Last fall, in the neighboring city here, Berkeley, Myanthi Fernando came to talk to us about her teaching experiences in a French public school that had majority Islamic children although they had become naturalized French citizens.  She taught mainly North African-heritage students in a high school.   Since she has gone through the academic training to become an anthropologist, with this new sensitivity, she noted a pronounced conflict between the students and the teachers.  “There is a conflict between religions and the authority of the Mosque and the Republic.”

Historically, the first generation who became Muslim citizens was recruited from the Colonies to rebuild France after World War II as Germany opened their doors to the Turks to do the same.  For their children and grandchildren, a generalized system of difference developed and that dissimilarity was based on religion. Many ordinary Frenchmen believe there is a fundamental conflict between Islam and themselves as an Islamic revival has emerged on Gallic soil at the same time.

As alluded to above, the State banned the hijab in 2004.   In essence La France believed that the hijab would re-enforce Islamic patriarchy.

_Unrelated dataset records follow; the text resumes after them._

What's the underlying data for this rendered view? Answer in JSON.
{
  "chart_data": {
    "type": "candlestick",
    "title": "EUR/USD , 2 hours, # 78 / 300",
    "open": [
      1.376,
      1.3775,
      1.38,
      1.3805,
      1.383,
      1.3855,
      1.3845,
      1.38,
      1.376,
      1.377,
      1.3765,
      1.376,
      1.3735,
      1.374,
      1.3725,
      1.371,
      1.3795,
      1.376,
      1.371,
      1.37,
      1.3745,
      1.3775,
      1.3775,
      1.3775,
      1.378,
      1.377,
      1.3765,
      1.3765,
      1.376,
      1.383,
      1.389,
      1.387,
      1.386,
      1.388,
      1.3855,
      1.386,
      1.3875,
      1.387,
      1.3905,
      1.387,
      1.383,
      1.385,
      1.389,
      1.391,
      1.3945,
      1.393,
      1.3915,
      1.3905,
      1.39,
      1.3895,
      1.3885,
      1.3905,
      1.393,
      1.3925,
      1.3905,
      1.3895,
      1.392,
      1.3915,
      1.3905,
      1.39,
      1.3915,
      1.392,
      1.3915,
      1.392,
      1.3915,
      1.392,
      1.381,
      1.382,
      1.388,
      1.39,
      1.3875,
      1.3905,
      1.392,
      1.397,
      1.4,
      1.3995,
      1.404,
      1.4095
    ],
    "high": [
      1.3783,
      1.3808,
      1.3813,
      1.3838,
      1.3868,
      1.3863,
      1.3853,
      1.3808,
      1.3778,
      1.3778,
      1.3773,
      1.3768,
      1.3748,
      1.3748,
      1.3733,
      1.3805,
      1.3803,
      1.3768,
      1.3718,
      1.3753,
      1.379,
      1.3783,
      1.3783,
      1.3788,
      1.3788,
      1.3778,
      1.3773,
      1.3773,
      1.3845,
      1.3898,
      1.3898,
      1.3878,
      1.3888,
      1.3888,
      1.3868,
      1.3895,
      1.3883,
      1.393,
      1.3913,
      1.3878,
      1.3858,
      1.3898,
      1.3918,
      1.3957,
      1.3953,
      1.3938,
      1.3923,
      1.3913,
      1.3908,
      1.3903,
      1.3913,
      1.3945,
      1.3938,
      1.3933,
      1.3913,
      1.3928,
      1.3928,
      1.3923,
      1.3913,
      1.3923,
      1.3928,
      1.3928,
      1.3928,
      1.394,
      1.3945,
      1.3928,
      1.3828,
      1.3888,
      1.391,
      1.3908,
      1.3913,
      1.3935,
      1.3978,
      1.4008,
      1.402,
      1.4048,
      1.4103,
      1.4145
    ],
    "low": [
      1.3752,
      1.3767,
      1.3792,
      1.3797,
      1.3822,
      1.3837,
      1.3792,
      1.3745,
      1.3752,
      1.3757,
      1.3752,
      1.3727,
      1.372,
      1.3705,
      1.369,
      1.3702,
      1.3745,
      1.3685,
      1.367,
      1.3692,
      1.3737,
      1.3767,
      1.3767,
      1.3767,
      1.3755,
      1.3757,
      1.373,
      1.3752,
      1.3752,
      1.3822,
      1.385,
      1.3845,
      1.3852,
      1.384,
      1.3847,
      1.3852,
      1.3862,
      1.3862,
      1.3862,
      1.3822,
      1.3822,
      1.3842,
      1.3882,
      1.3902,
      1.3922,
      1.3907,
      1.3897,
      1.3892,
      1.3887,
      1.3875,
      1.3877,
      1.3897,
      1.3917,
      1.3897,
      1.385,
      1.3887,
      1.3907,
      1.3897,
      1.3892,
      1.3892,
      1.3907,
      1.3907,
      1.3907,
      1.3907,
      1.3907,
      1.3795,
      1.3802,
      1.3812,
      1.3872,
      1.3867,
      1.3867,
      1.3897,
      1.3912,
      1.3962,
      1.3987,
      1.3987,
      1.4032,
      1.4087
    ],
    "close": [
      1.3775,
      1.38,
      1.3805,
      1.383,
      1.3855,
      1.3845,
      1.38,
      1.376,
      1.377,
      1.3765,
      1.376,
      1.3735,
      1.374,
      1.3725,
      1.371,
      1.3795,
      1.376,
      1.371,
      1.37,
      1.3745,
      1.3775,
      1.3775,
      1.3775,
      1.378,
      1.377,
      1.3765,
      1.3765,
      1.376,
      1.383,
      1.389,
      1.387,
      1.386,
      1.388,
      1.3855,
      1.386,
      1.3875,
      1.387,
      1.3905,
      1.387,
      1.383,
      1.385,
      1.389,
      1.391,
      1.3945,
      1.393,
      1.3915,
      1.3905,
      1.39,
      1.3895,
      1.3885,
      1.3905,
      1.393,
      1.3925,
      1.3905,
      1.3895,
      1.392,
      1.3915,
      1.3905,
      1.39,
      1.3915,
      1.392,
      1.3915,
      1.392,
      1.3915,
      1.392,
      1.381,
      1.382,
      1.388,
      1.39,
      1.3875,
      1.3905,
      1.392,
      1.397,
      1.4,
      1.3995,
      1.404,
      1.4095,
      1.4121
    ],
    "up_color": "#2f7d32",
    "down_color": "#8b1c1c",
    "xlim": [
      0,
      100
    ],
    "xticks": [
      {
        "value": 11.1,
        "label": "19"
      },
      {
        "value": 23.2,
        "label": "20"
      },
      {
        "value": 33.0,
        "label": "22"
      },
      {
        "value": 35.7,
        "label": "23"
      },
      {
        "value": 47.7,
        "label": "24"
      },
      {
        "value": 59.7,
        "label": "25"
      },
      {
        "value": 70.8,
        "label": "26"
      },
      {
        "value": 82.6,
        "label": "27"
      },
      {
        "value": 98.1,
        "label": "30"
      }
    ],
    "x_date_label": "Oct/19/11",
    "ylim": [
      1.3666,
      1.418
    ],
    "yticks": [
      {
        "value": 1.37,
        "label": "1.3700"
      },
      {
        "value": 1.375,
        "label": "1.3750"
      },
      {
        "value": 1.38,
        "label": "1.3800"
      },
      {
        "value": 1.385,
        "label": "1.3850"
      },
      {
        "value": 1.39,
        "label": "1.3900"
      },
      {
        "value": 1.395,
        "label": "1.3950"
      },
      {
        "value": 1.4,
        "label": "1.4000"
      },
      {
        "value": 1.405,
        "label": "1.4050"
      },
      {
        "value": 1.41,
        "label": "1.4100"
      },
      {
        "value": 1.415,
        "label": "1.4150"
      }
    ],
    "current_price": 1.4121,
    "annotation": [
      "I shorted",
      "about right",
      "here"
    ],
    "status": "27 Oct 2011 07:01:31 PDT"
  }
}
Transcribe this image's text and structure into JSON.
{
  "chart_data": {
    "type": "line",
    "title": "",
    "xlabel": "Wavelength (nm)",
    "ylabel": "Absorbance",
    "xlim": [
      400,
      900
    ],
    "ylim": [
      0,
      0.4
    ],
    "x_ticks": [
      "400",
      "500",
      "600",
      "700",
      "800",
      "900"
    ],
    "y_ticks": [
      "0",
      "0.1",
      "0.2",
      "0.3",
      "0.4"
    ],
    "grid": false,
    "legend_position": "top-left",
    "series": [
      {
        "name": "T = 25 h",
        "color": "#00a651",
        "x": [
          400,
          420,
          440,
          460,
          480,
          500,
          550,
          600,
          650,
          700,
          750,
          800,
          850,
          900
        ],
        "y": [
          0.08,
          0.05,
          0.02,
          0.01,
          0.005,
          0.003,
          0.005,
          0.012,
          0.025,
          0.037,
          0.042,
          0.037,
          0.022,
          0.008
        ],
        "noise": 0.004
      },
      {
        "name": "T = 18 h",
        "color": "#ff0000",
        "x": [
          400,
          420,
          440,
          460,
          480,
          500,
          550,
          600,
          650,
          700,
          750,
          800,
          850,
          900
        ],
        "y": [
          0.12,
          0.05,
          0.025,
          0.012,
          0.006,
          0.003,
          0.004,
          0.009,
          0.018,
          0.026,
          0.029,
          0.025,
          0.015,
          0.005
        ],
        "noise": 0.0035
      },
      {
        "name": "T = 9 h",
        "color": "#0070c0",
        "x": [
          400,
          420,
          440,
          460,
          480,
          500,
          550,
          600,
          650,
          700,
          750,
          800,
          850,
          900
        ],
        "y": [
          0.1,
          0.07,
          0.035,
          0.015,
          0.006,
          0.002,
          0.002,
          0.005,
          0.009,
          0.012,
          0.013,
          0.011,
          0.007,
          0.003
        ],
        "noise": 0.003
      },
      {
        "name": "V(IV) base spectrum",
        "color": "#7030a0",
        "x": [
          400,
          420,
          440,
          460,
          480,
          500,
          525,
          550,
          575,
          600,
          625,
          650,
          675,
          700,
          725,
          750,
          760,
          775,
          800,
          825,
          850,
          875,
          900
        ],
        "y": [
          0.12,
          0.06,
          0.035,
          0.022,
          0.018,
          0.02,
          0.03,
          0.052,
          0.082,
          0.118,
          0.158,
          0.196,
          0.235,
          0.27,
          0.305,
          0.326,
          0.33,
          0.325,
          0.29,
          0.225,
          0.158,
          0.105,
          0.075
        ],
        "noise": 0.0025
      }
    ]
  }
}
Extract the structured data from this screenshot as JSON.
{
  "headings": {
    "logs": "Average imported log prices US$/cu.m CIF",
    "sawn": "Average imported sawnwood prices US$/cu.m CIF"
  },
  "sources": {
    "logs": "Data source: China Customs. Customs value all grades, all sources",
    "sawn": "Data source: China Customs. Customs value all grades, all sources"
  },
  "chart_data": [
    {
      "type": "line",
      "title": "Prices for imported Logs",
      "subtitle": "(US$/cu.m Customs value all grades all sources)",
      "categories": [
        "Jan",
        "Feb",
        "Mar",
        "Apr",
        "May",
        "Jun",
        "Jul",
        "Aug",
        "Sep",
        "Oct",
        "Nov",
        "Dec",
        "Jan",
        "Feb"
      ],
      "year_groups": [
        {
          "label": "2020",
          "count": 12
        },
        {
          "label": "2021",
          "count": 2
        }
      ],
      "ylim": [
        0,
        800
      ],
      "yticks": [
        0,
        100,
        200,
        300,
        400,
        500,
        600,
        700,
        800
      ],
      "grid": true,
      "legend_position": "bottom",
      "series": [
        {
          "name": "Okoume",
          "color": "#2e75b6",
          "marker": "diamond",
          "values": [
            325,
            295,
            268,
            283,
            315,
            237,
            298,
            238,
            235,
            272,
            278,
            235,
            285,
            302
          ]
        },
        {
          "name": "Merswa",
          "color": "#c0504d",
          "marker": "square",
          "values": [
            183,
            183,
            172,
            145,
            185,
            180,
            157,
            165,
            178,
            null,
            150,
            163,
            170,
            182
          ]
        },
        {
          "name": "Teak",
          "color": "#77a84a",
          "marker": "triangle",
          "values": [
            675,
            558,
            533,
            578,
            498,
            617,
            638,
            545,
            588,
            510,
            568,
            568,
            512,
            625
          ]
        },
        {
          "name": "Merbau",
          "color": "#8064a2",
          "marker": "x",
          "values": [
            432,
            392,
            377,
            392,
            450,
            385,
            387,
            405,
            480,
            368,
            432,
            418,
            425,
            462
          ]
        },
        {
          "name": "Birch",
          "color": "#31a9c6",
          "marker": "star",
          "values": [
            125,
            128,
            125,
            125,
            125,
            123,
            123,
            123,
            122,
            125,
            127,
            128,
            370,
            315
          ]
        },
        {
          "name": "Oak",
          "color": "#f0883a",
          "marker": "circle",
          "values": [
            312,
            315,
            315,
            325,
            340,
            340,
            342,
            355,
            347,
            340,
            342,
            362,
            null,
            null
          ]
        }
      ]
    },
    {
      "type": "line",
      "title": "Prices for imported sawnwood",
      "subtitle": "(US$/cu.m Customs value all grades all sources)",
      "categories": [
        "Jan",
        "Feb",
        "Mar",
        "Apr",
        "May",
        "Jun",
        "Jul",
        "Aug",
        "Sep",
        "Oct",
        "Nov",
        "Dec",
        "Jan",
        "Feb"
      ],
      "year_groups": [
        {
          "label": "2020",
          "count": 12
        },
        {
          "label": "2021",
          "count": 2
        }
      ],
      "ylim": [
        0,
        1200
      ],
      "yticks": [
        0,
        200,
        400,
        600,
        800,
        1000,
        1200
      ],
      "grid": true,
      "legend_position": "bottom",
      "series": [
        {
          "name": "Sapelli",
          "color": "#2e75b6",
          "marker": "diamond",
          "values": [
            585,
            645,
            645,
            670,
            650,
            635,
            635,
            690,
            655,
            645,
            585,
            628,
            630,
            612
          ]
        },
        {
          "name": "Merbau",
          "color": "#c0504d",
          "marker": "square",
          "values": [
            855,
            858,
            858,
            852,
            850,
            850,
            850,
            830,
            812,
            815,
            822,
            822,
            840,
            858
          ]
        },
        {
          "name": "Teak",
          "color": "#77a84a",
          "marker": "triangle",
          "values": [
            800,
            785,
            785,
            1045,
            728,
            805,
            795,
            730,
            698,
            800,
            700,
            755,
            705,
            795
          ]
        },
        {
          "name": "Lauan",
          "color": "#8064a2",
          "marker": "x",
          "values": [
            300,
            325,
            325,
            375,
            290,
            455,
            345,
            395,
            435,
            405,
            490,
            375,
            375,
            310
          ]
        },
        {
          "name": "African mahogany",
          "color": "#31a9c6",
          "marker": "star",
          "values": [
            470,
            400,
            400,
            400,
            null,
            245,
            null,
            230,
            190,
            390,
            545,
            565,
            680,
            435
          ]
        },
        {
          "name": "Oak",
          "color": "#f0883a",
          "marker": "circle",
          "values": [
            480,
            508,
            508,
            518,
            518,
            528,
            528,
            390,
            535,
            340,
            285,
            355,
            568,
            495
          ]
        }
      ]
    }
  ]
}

In actually, the hijab (as the Burqa) is worn by choice (if it is not, the State should step in, but it is part of the aforementioned Islamic regeneration in the West).  Islamic women “believe they decide – not the law or the State!”  The hijab (or the Burqa) must be an individual decision, and must not come from outside (either the family or the nation).  “It is the believer who decides, but… [It]… has … [its]…textual authority,” also.  Fernando claimed that secularism and religious submission are not at odds in France,” too.  Also, political choice and religiosity do not conflict.  France’s Muslims assert religious choice and accept civic obligation.  International law enunciates religious freedom according to conscience.  Performing religious duty is a matter of choice.

In 2003 there were demonstrations against proposed bans on Islamic lifestyles.  “One person’s freedom ends where another begins…”  It is (almost) impossible for Muslim women to live in the language of the secular State.  On the contrary, the secular State argued it didn’t violate [religious] freedom because [religious] adherents could still believe.”  Paris maintained that there was a difference between internal belief and external expression while the European Commission as a whole do not recognize the hijab as right (and it most definitely will not acknowledge the Burqa as acceptable).  On the other hand, most individual Islamic women believe it may be their right and duty as the hijab while the French public considers it no more than obfuscation of civic duty.

There is no argument that Christianity has seeped into European law which is at odds with Islamic customs.  Besides, French feminism, which is a very strong force within the Republique, looks at Islamic female dress as perverse with anti-sexuality.  La Republique de France’s concept of sexuality is challenged on all sides. The hijab is only one such challenge.

Public schools only recently began to enroll new citizens, and the hijab is a particularly troublesome object amongst the traditional educational system there.

With this history of the Islamic hijjib in France, it is doubtful that the Burqa will receive any more cultural sensitivity.